Nossos resultados apontaram que a quantidade de mtDNA está aumentado já
nas primeiras horas após o estímulo da sepse. A expressão de PGC-1alfa também
foi significativamente diferente no grupo CLP reiterando o fato de que esse é um dos
principais promotores da biogênese mitocondrial. O grupo CLP Tolerante mostrou-se
estatisticamente diferente dos grupos Controle e Tolerante. Pode-se inferir que a
tendência é que haja um aumento do número de mitocondrias nas horas
subsequentes após o estímulo séptico do animal tolerante.
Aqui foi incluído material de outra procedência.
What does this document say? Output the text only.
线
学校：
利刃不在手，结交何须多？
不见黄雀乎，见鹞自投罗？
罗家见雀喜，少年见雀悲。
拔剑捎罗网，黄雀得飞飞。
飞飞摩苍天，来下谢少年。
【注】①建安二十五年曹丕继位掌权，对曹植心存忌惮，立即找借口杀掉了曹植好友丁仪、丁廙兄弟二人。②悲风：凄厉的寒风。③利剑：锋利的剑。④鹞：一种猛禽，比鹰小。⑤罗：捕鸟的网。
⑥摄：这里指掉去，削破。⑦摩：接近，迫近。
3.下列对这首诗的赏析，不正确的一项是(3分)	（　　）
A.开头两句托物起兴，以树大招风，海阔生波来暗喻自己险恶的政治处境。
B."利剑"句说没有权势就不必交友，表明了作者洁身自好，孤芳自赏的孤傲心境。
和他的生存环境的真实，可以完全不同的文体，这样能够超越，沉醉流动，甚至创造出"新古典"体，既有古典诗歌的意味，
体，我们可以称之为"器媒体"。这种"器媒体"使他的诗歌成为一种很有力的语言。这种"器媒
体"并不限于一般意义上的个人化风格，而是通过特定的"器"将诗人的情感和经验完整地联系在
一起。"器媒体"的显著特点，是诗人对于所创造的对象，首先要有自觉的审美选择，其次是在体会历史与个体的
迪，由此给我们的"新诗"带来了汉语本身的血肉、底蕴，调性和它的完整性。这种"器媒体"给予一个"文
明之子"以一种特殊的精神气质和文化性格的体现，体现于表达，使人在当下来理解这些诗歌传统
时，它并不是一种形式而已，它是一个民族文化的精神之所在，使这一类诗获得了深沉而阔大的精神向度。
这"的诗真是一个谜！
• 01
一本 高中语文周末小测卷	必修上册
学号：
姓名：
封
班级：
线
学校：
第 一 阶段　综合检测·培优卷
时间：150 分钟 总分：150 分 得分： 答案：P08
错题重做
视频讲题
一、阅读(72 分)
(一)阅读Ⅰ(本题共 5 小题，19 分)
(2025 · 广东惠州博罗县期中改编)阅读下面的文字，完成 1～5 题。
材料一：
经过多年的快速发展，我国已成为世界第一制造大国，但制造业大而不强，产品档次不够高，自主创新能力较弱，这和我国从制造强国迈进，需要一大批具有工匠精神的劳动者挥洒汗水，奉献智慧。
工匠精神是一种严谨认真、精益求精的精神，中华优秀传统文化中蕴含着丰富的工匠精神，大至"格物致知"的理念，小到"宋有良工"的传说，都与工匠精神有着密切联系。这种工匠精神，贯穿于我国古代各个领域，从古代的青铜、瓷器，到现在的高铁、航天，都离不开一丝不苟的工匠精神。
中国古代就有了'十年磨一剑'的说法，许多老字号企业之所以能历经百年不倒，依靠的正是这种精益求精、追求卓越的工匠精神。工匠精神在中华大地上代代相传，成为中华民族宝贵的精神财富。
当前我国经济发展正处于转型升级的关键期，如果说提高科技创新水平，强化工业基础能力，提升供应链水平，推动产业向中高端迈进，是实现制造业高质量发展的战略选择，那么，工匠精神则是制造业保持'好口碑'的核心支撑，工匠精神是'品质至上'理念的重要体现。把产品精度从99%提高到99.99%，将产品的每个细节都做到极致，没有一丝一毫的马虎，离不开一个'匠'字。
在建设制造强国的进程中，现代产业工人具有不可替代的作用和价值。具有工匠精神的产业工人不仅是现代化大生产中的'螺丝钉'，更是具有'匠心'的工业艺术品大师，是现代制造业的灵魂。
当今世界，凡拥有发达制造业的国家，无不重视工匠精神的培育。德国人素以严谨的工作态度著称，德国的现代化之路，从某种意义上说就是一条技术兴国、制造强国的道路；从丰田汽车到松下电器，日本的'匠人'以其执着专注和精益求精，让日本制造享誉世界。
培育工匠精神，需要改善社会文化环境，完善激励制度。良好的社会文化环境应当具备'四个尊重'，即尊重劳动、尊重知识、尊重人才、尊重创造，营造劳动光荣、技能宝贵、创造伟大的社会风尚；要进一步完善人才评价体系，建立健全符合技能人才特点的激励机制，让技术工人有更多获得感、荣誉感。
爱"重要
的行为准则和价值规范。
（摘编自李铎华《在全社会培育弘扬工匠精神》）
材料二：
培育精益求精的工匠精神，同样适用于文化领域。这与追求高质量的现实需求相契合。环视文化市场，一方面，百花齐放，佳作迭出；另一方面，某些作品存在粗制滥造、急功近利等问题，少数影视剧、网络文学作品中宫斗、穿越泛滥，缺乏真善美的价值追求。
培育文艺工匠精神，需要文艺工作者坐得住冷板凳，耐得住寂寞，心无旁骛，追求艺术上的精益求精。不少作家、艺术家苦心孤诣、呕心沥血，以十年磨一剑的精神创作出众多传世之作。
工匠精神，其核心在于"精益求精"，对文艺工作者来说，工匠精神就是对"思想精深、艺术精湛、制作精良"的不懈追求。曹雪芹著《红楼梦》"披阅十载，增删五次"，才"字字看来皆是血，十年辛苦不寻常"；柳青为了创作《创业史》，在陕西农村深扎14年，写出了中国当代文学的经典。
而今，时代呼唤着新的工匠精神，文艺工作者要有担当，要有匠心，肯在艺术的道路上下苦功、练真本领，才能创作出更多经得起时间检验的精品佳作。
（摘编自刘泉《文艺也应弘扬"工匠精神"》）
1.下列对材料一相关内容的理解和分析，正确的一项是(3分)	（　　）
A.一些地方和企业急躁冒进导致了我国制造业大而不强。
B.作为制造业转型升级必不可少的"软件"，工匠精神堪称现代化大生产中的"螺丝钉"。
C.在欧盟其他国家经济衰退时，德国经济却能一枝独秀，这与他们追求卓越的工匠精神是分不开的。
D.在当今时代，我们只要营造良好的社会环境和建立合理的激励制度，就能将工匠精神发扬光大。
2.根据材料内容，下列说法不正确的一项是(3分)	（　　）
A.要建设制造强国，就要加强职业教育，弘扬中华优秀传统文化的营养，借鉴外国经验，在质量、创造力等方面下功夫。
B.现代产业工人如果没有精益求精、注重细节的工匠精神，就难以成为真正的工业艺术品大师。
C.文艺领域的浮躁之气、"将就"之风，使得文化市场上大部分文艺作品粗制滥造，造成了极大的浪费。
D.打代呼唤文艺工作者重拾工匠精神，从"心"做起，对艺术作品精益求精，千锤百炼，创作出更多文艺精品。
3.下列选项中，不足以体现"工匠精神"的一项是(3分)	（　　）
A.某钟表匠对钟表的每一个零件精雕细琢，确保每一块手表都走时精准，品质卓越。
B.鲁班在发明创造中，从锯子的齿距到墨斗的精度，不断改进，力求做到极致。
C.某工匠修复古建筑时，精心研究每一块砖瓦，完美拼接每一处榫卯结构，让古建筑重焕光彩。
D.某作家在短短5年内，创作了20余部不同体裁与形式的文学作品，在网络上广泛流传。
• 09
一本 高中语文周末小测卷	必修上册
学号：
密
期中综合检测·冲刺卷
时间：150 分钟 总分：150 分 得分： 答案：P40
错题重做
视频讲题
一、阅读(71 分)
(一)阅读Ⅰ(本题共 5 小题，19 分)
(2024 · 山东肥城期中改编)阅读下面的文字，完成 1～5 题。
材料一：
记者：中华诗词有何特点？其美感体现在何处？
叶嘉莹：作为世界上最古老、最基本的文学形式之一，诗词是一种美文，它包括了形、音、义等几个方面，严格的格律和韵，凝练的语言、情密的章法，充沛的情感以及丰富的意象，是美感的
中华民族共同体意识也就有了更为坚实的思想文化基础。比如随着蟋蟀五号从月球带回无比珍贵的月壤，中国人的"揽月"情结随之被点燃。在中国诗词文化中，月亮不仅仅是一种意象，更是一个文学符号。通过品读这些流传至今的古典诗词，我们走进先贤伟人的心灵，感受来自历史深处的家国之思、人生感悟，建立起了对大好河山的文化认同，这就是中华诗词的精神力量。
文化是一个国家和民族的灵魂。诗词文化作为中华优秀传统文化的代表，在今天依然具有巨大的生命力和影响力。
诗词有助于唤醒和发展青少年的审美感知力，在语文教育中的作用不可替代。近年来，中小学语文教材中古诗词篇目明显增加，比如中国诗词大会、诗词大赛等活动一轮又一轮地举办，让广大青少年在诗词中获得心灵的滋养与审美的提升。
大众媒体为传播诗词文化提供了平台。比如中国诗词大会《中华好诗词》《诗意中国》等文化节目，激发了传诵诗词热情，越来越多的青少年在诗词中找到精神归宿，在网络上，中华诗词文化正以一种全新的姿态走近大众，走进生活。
Os níveis de PGC-1alfa
diminutos em relação ao grupo CLP se deve ao fato de que o processo inflamatório,
imperativo para o aumento da expressão do mesmo, apresenta-se diminuído em
animais que passaram pelo processo de tolerância, conforme já estudado em nosso
laboratório.
71
Estudos subsequentes auxiliarão a elucidar o mecanismo de tolerância
associada a função mitocondrial buscando novas vertentes para o entendimento da
fisiopatologia da síndrome séptica. Os resultados encontrados no nosso grupo de
estudo deram início a uma nova fase da experimentação que objetiva reduzir a
mortalidade das unidades de terapia intensiva decorrentes dos inúmeros casos de
sepse.
72
8. CONCLUSÃO
A tolerância ao lipopolissacarídeo manteve as mesmas quantidades de mtDNA
em hepatócitos, porém quando avaliada a função mitocondrial, as mesmas se
mostraram mais eficazes quando avaliado o consumo de oxigênio. Em relação aos
complexos respiratórios, o complexo I se manteve menos ativo no grupo CLP e não
houve diferença estatística entre os grupos controle e CLP tolerante, concluindo que
um dos mecanismos de proteção da tolerância está na manutenção da atividade
desse complexo.
Pode-se concluir, portanto, que uma das formas de proteção que se induz com
a tolerância se dá através da manutenção da função mitocondrial.